Tabloids and celebrity blogs thrive on candid photographs of celebrities. Since nosy paparazzi are an integral part of any megastar’s life, be it Kim Kardashian or Taylor Swift, it seems futile to try to avoid them at every available opportunity. Besides, the old adage is that there is no such thing as bad publicity. At least it keeps a celeb relevant and on the public’s minds. How would stars like it if the press forgot about them entirely, especially when they have something to promote? Fittingly, then, some performers have adopted a philosophy of “if you can’t beat ’em, join ’em” when it comes to paparazzi, tipping off certain photographers about photo opportunities and then splitting the take when those images are sold. Darla Murray discussed this practice with an actual, though unnamed, paparazzo for an article at Cosmopolitan that offers a unique glimpse into the world of celebrity journalism.
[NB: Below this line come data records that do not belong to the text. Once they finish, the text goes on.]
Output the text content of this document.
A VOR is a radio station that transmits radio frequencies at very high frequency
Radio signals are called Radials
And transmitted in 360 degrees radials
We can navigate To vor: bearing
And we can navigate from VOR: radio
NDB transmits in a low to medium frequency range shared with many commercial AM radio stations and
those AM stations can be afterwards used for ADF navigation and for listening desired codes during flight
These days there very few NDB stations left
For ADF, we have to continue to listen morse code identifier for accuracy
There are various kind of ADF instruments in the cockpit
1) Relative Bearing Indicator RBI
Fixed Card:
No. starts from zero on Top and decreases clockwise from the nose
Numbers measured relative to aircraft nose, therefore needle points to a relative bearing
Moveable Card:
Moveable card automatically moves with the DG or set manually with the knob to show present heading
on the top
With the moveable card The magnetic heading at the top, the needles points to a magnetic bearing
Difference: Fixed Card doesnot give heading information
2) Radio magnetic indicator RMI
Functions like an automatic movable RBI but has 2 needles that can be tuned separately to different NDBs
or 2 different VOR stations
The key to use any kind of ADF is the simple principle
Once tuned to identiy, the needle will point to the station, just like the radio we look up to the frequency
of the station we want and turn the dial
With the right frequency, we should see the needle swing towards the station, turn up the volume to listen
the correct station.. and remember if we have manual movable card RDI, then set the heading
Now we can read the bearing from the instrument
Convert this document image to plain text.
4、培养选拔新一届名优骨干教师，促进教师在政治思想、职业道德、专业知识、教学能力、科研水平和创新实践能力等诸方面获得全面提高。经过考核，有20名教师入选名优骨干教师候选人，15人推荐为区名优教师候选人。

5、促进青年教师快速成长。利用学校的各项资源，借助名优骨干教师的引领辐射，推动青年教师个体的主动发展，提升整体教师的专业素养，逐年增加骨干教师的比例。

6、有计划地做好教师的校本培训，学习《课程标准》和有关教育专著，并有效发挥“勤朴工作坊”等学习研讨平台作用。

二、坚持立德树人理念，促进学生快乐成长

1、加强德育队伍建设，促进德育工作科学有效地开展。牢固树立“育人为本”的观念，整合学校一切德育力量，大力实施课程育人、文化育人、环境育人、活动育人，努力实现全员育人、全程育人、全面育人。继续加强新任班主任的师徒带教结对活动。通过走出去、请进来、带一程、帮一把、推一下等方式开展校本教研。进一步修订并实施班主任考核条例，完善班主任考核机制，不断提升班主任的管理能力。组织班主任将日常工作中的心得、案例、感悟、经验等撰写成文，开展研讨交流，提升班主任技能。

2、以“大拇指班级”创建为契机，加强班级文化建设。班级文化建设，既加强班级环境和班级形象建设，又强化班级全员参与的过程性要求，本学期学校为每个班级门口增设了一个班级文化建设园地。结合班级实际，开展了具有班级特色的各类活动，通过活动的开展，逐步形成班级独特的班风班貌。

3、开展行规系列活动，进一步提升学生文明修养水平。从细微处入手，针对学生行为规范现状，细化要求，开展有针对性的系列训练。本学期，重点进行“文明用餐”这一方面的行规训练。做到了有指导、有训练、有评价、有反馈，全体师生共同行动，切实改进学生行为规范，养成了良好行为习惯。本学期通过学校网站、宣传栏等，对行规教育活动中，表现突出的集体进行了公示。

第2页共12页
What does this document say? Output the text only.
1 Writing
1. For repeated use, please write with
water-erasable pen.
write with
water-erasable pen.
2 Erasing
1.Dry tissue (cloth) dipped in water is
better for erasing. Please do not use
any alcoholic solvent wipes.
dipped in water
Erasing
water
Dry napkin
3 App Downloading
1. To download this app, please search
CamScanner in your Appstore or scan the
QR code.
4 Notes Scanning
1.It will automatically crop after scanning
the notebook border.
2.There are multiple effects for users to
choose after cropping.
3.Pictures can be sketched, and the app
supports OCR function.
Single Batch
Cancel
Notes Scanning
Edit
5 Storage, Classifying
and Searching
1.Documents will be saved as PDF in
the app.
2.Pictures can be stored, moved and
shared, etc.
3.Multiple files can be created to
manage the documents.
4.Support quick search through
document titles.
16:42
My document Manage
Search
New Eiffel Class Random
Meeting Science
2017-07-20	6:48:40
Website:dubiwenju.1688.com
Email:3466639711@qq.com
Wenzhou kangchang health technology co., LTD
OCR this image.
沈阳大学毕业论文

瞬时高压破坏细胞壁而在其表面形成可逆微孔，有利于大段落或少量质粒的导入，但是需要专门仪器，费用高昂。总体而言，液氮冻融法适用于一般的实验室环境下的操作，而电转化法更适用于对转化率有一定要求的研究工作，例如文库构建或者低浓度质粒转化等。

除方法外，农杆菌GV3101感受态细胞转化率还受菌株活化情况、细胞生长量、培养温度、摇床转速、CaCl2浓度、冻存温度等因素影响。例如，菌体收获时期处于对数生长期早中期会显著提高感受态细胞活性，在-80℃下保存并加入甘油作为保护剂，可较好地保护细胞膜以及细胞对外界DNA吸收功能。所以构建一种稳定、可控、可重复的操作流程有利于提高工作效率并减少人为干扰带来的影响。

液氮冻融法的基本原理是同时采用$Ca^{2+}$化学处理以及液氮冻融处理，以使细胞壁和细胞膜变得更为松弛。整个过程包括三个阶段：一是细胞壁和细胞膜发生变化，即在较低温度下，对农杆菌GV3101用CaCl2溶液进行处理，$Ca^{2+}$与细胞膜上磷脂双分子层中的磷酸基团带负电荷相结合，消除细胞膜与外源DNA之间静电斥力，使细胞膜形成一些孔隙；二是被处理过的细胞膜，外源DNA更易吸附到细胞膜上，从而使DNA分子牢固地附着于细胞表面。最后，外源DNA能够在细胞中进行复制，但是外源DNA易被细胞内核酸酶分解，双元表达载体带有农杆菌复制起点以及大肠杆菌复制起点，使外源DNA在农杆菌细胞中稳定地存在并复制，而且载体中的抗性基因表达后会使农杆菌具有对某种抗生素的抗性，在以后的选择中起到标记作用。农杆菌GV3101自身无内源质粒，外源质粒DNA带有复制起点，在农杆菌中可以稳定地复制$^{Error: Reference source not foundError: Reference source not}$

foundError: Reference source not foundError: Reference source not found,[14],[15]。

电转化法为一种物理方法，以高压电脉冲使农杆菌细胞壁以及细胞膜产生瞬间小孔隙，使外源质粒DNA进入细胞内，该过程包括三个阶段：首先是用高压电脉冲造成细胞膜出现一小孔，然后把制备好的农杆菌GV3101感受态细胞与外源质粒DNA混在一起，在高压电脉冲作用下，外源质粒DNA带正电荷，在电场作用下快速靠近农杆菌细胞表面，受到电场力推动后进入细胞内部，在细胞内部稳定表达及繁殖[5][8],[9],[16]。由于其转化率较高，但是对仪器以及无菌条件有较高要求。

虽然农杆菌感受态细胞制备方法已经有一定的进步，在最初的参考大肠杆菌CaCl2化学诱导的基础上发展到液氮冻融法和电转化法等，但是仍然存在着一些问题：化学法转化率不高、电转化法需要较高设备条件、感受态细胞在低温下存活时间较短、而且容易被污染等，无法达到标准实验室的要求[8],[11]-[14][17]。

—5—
How common are staged paparazzi images? Very, says the insider. “I can’t remember the last time I flipped through a tabloid or browsed a gossip blog without seeing setup shots in the mix.” Many of the big stars do this, the paparazzo claims, and Swift is a veritable genius at using the paparazzi to her advantage, looking picture-perfect in nearly every tabloid shot. There is even some speculation that pics of Swift with her new beau, Tom Hiddleston, are staged.
Celebs indulge in this practice of staged photos for a variety of reasons. The photographs are going to happen anyway, so why shouldn’t stars play along and get at least a taste of the money? A staged ”candid” photo can also be a great opportunity for a famous person to be seen in public using or wearing some product. Another issue is control: If a celebrity makes a deal with a paparazzo, they can then decide which photographs are used and which aren’t. Kardashian is big on this, says the photog in the article, who also has a cautionary tale about working with Amanda Bynes. Poor Bynes set up a photo op at an IHOP in Harlem, thinking she would get some good publicity for a change. But it backfired: The staged photos were used to accompany a negative story anyway. Such are the perils of fame. But at least she looked nice in the pictures.